LI response to NPF
LI response to NPF

What are the priorities for the economic recovery from the coronavirus shock and how can we target support at those areas and sectors hit hardest?

  • Building on the lessons of the outbreak, how can we ensure work is fulfilling, secure and well paid?
  • How can we build an economy that is fairer and more sustainable after Covid-19?
  • How can we ensure families and households are financially resilient to future economy and personal crises?
  • How can we move towards a new social contract with business after the outbreak, providing investment, support and a level playing field?

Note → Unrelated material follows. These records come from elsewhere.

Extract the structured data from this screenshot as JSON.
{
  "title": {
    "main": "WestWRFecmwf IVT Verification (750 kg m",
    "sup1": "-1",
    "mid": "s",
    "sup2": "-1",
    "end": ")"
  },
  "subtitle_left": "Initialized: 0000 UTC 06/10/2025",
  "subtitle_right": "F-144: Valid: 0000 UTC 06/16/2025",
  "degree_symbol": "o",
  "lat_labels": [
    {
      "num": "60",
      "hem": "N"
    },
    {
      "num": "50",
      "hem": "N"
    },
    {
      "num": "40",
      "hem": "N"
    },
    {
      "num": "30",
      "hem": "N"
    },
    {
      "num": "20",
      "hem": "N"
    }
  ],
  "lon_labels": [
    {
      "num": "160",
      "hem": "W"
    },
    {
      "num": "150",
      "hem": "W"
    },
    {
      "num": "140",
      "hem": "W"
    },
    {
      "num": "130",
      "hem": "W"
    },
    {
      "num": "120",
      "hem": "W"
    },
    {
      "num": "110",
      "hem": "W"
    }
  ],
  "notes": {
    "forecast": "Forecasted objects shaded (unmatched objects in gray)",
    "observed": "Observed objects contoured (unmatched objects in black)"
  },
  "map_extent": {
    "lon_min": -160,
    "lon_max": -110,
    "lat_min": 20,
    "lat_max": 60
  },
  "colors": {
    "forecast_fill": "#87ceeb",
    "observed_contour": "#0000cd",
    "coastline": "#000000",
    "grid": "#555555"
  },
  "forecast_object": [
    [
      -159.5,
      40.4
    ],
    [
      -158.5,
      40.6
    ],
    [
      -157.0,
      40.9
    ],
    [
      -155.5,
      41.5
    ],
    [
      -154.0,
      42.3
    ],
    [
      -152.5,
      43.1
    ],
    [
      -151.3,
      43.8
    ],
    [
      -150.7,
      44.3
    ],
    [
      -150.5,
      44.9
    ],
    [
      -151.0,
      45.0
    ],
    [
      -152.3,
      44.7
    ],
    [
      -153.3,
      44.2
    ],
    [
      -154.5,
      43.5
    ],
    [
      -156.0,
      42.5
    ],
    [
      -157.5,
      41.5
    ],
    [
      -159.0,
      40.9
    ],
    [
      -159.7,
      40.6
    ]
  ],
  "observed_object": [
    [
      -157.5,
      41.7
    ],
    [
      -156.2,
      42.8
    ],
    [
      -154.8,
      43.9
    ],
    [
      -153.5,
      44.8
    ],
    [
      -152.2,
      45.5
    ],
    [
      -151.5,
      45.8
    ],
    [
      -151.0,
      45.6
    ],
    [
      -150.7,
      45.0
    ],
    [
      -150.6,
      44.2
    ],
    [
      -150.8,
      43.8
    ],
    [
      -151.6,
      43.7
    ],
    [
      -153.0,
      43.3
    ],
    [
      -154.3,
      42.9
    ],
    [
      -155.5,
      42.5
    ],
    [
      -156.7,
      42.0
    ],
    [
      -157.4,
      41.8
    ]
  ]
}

Labour International CLP welcomes the analysis in the document Economic Recovery and Renewal after Coronavirus as a counterweight to the economic narrative we find in BBC and mainstream media reporting and commentary; recalls Labour’s existing policies, particularly on the Green Industrial Revolution, Green New Deal and extending worker ownership and cooperatives; recognises that the Covid-19 emergency has created new imperatives to ensure a more resilient economy with better recognition of the value of all forms of labour; recalls that the economy was already weakened by low productivity, low wages and low rates of investment; notes the weakness of an economy with an overemphasis on finance creating an imbalance in production and regional development as well as an overvalued currency.

Labour International believes:
that the current health emergency will accelerate some existing trends in the economy and throw others into reverse. The retreat from globalisation, the shift to low carbon energy sources, the loss of faith in market solutions, for example, will continue. Global travel will decline while the uses of communications technology will change office work; that the increased pace of economic transition will have immediate costs as existing patterns of production are disrupted resulting in rising unemployment and loss of job security; that support to business should be conditional on tax, environmental and employment standards, in particular:

  • that multinational corporations must pay an amount of tax in the UK commensurate with the profits earned there,
  • that zero hours contracts must end and full employment rights granted to those working in the so-called ‘gig economy’,
  • and that equity stakes are preferable to loans;
  • that resilience should apply to households and not just production with new approaches to reducing precarity, insecure employment, and lack of opportunity.

Labour International wants Labour Party policy to: put the climate emergency at the heart of rebuilding the economy after Covid-19; pursue an industrial strategy that provides training, investment and support to industries and services needed in the new carbon neutral economy; provide support to firms who need to transition out of old carbon creating sectors to diversify into new sustainable production; build resilience by shortening supply lines with less need for cross border production and environmentally costly transportation; use the reshoring of supply chains as an opportunity to create high skill, high paid, high productivity jobs.

In particular Labour’s policies should include: an end to outsourcing in the NHS, using the savings to expand training for doctors, nurses and other health professionals; reform of the care sector to ensure workers’ contribution is properly paid and recognised; a job guarantee for all young people, including in support of a green transition; a new institution to hold equity stakes in businesses rescued by government support. A commitment to fostering and strengthening public models of ownership including but not contained to, national, municipal and co-operative based models.

  • carried 14.6.2020 Portugal branch ordinary meeting.
  • amended composite with Paris and NE France branch 21.6.2020
  • amended and carried 21.6.2020 Labour International G.C. meeting.